Mais tous les impérialismes, quelle que soit leur
place dans la coalition antiterroriste, ont sauté de concert sur l'occasion
pour porter des coups sérieux contre les libertés démocratiques. Aux USA, au
nom de la lutte antiterroriste, les pouvoirs du FBI ont été accrus, le contrôle
de la correspondance par l'Etat fédéral généralisé, des tribunaux d'exception
militaires mis en place. En Grande-Bretagne, c'est la législation sur le droit
d'asile qui a été mise à mal, tout comme en Autriche, sous les exhortations
vindicatives de Haider et de son parti.
En
Allemagne, le Bundestag a adopté en décembre des lois d'exception.
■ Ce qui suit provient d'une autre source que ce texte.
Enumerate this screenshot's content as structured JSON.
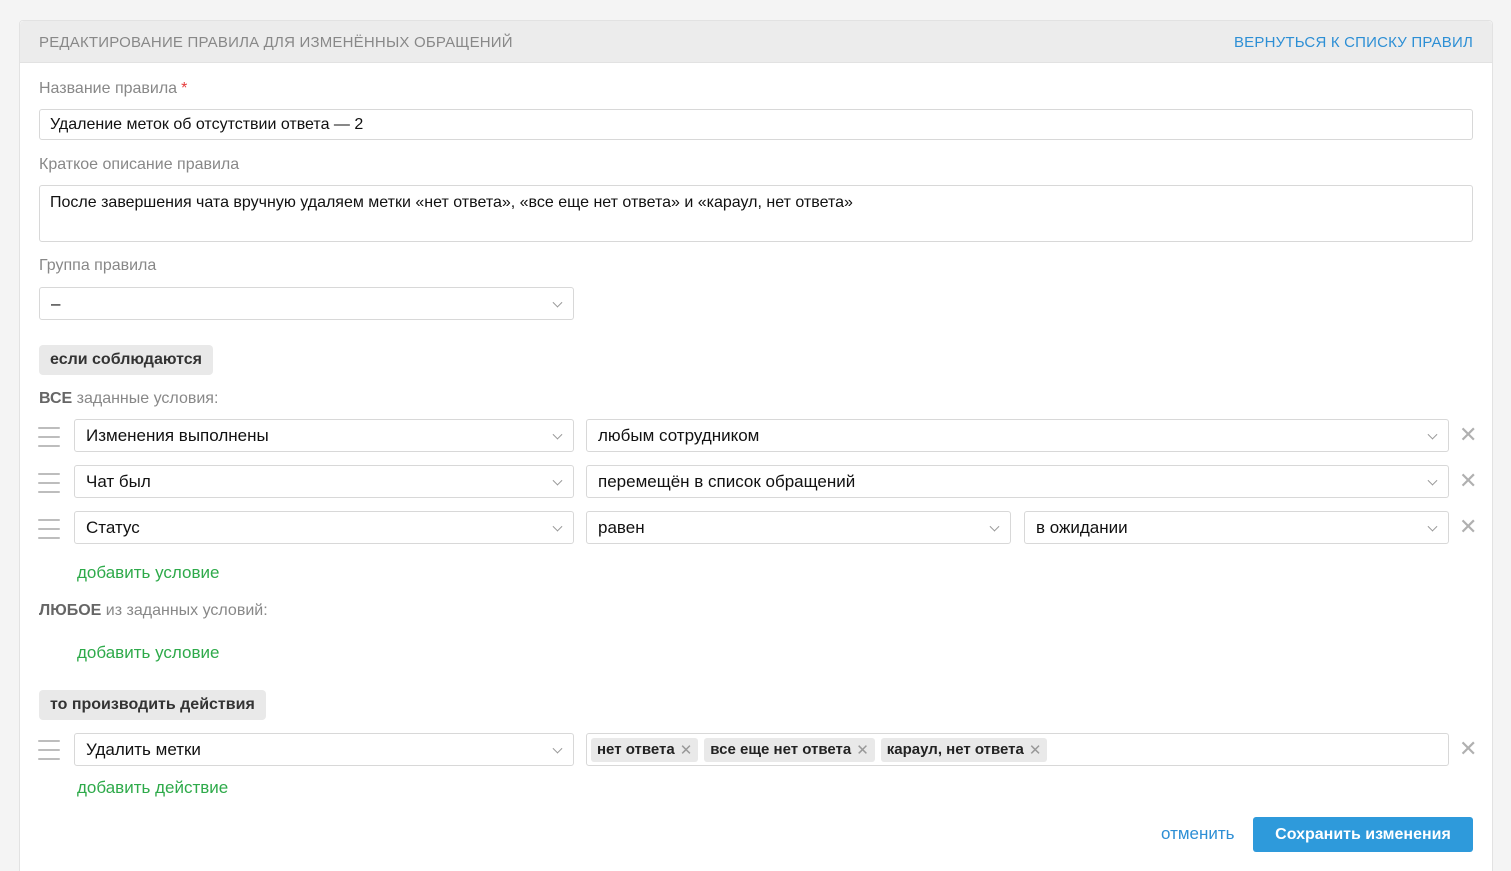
{
  "header": {
    "title": "РЕДАКТИРОВАНИЕ ПРАВИЛА ДЛЯ ИЗМЕНЁННЫХ ОБРАЩЕНИЙ",
    "back_link": "ВЕРНУТЬСЯ К СПИСКУ ПРАВИЛ"
  },
  "form": {
    "name_label": "Название правила",
    "required_mark": "*",
    "name_value": "Удаление меток об отсутствии ответа — 2",
    "description_label": "Краткое описание правила",
    "description_value": "После завершения чата вручную удаляем метки «нет ответа»,  «все еще нет ответа» и «караул, нет ответа»",
    "group_label": "Группа правила",
    "group_value": "–"
  },
  "conditions": {
    "section_label": "если соблюдаются",
    "all_heading_bold": "ВСЕ",
    "all_heading_rest": " заданные условия:",
    "rows": [
      {
        "field": "Изменения выполнены",
        "operator": "любым сотрудником"
      },
      {
        "field": "Чат был",
        "operator": "перемещён в список обращений"
      },
      {
        "field": "Статус",
        "operator": "равен",
        "value": "в ожидании"
      }
    ],
    "add_all_label": "добавить условие",
    "any_heading_bold": "ЛЮБОЕ",
    "any_heading_rest": " из заданных условий:",
    "add_any_label": "добавить условие"
  },
  "actions": {
    "section_label": "то производить действия",
    "rows": [
      {
        "action": "Удалить метки",
        "tags": [
          "нет ответа",
          "все еще нет ответа",
          "караул, нет ответа"
        ]
      }
    ],
    "add_label": "добавить действие"
  },
  "footer": {
    "cancel_label": "отменить",
    "save_label": "Сохранить изменения"
  },
  "icons": {
    "remove": "close-icon",
    "drag": "drag-handle-icon",
    "dropdown": "chevron-down-icon",
    "remove_glyph": "✕",
    "tag_remove_glyph": "✕"
  },
  "colors": {
    "accent_blue": "#2e9adb",
    "link_green": "#2eaa4a",
    "required_red": "#e53b3b"
  }
}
Le Monde
du 18 décembre résume:
Les
nouvelles dispositions, qui modifient dix-sept lois et plusieurs ordonnances,
renforcent les pouvoirs et les moyens des services de sécurité, désormais plus
facilement autorisés à lancer des enquêtes et à collecter diverses données
informatiques auprès des banques, des sociétés de télécommunications et de la
Poste ; les étrangers qui menacent ou qui sont susceptibles de menacer "l'ordre démocratique" ou la "sécurité" du pays seront placés sous
une surveillance plus étroite ; les procédures d'expulsion seront
facilitées.
Mais
ces lois liberticides prises dans tous les pays capitalistes dominants forment
la trame d'une offensive générale pour chasser toute pensée critique à l'égard
des idées dominantes. "Qui n'est pas avec nous est contre nous" (Bush
junior dixit): dans tous les domaines, la chasse au terroriste est ouverte. Aux
Etats-Unis, c'est un véritable climat d'union sacrée qui prévaut, justifiant
les licenciements massifs au nom de la lutte contre le terrorisme.
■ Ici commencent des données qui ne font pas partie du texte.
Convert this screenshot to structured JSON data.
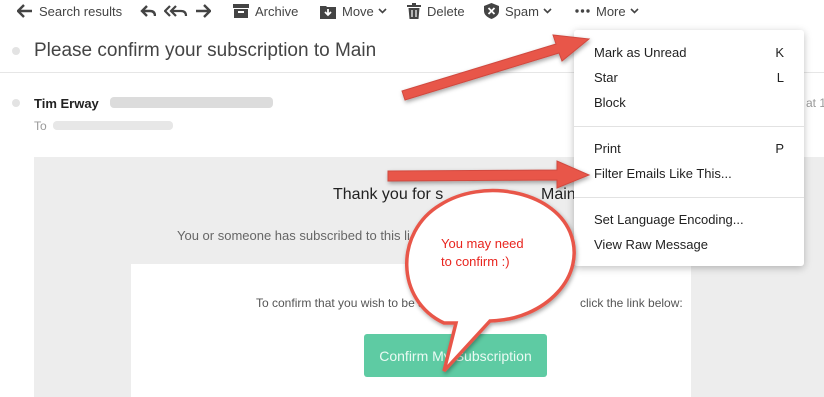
{
  "toolbar": {
    "back_label": "Search results",
    "archive_label": "Archive",
    "move_label": "Move",
    "delete_label": "Delete",
    "spam_label": "Spam",
    "more_label": "More"
  },
  "message": {
    "subject": "Please confirm your subscription to Main",
    "sender_name": "Tim Erway",
    "to_label": "To",
    "time_fragment": "at 1"
  },
  "email_body": {
    "thanks_start": "Thank you for s",
    "thanks_end": "Main",
    "subscribed_text": "You or someone has subscribed to this li",
    "confirm_start": "To confirm that you wish to be s",
    "confirm_end": "click the link below:",
    "button_label": "Confirm My Subscription"
  },
  "more_menu": {
    "items": [
      {
        "label": "Mark as Unread",
        "shortcut": "K"
      },
      {
        "label": "Star",
        "shortcut": "L"
      },
      {
        "label": "Block",
        "shortcut": ""
      },
      {
        "label": "Print",
        "shortcut": "P"
      },
      {
        "label": "Filter Emails Like This...",
        "shortcut": ""
      },
      {
        "label": "Set Language Encoding...",
        "shortcut": ""
      },
      {
        "label": "View Raw Message",
        "shortcut": ""
      }
    ]
  },
  "annotation": {
    "callout_line1": "You may need",
    "callout_line2": "to confirm :)"
  },
  "colors": {
    "button": "#5ecba3",
    "arrow": "#e8564a",
    "callout_text": "#e8251f",
    "panel": "#ededed"
  }
}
C'est une autre conséquence de la guerre – et de la
politique de l'OLP - que la situation totalement dramatique dans laquelle le
peuple palestinien se trouve plongé.
Certes, les accords d'Oslo-Washington avaient de
toute façon fait leur temps. Dès septembre 2000, malgré la résistance du peuple
palestinien, le processus de constitution d'un gouvernement d'union nationale
était engagé, et signifiait qu'Israël se mettait en ordre de bataille pour
réunir les conditions politiques de nouvelles avancées contre les Palestiniens.
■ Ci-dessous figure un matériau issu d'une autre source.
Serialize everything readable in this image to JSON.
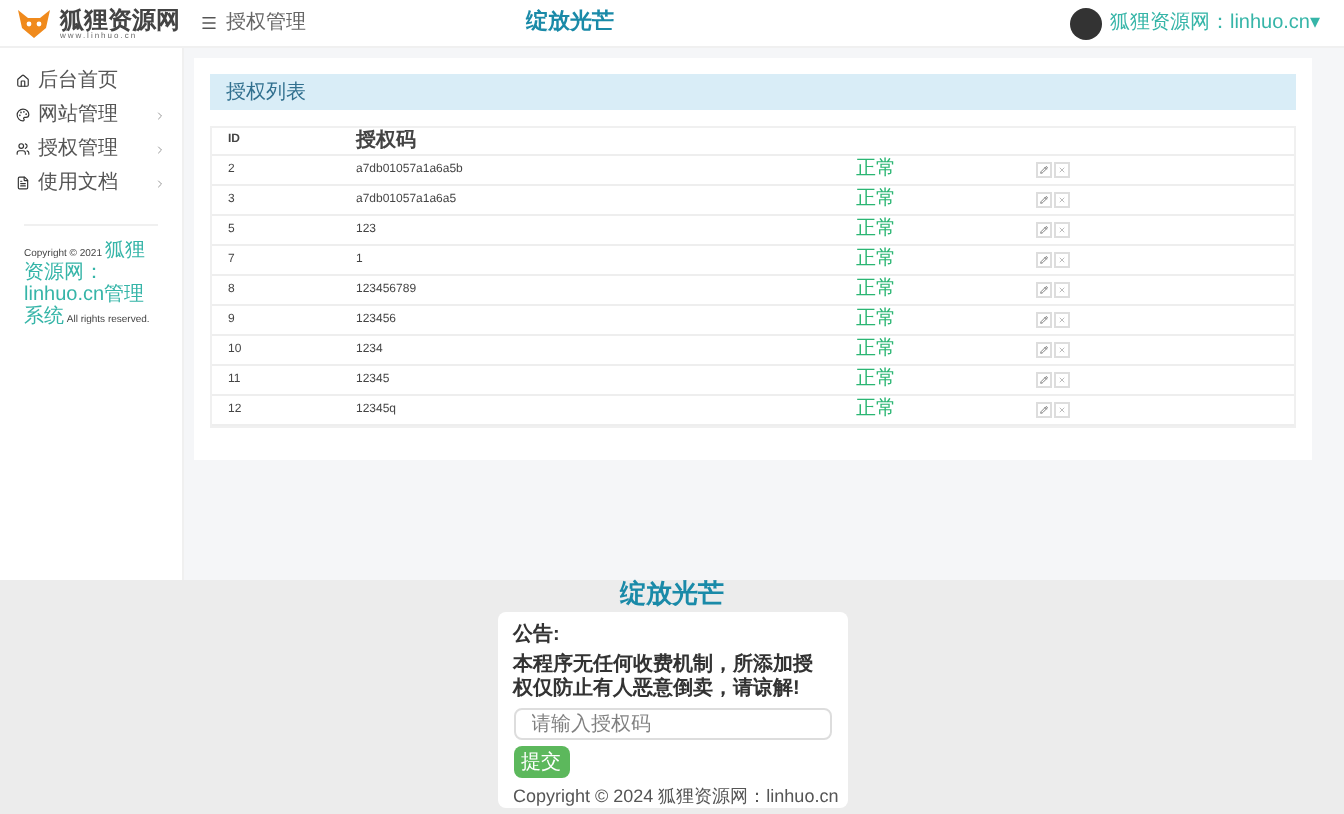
{
  "logo": {
    "name": "狐狸资源网",
    "url": "www.linhuo.cn"
  },
  "header": {
    "page_title": "授权管理",
    "banner": "绽放光芒",
    "user": "狐狸资源网：linhuo.cn▾"
  },
  "sidebar": {
    "items": [
      {
        "label": "后台首页",
        "kind": "link"
      },
      {
        "label": "网站管理",
        "kind": "menu"
      },
      {
        "label": "授权管理",
        "kind": "menu"
      },
      {
        "label": "使用文档",
        "kind": "menu"
      }
    ],
    "copyright": {
      "before": "Copyright © 2021 ",
      "link": "狐狸资源网：linhuo.cn管理系统",
      "after": " All rights reserved."
    }
  },
  "card": {
    "title": "授权列表",
    "columns": [
      "ID",
      "授权码"
    ],
    "rows": [
      {
        "id": "2",
        "code": "a7db01057a1a6a5b",
        "status": "正常"
      },
      {
        "id": "3",
        "code": "a7db01057a1a6a5",
        "status": "正常"
      },
      {
        "id": "5",
        "code": "123",
        "status": "正常"
      },
      {
        "id": "7",
        "code": "1",
        "status": "正常"
      },
      {
        "id": "8",
        "code": "123456789",
        "status": "正常"
      },
      {
        "id": "9",
        "code": "123456",
        "status": "正常"
      },
      {
        "id": "10",
        "code": "1234",
        "status": "正常"
      },
      {
        "id": "11",
        "code": "12345",
        "status": "正常"
      },
      {
        "id": "12",
        "code": "12345q",
        "status": "正常"
      }
    ]
  },
  "query": {
    "banner": "绽放光芒",
    "notice_title": "公告:",
    "notice": "本程序无任何收费机制，所添加授权仅防止有人恶意倒卖，请谅解!",
    "placeholder": "请输入授权码",
    "button": "提交",
    "footer": "Copyright © 2024 狐狸资源网：linhuo.cn"
  }
}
La "lutte contre le terrorisme" prend sans doute en Palestine son
visage le moins fardé : c'est la terreur permanente contre les masses
opprimées.
Dès le lendemain du 11 septembre, un nouveau cran était
franchi. L'armée israélienne multipliait les descentes dans les "zones
autonomes" palestiniennes, prélevant à chaque fois un lourd tribut de
victimes, détruisant les maisons et plantations par centaines, manière de
montrer sans ménagement "l'issue" que projette l'Etat sioniste pour
les palestiniens: l'exil.
Courant octobre, le FPLP tuait le ministre
ultra-raciste du tourisme, en représailles à la liquidation d'un de ses
principaux dirigeants par le gouvernement Sharon-Pérès. Dès lors, l'armée
israélienne commençait l'occupation durable des enclaves palestiniennes et
durcissait encore la répression, marquée par des pics après quelques
attentats-suicides organisés par des groupes islamistes palestiniens.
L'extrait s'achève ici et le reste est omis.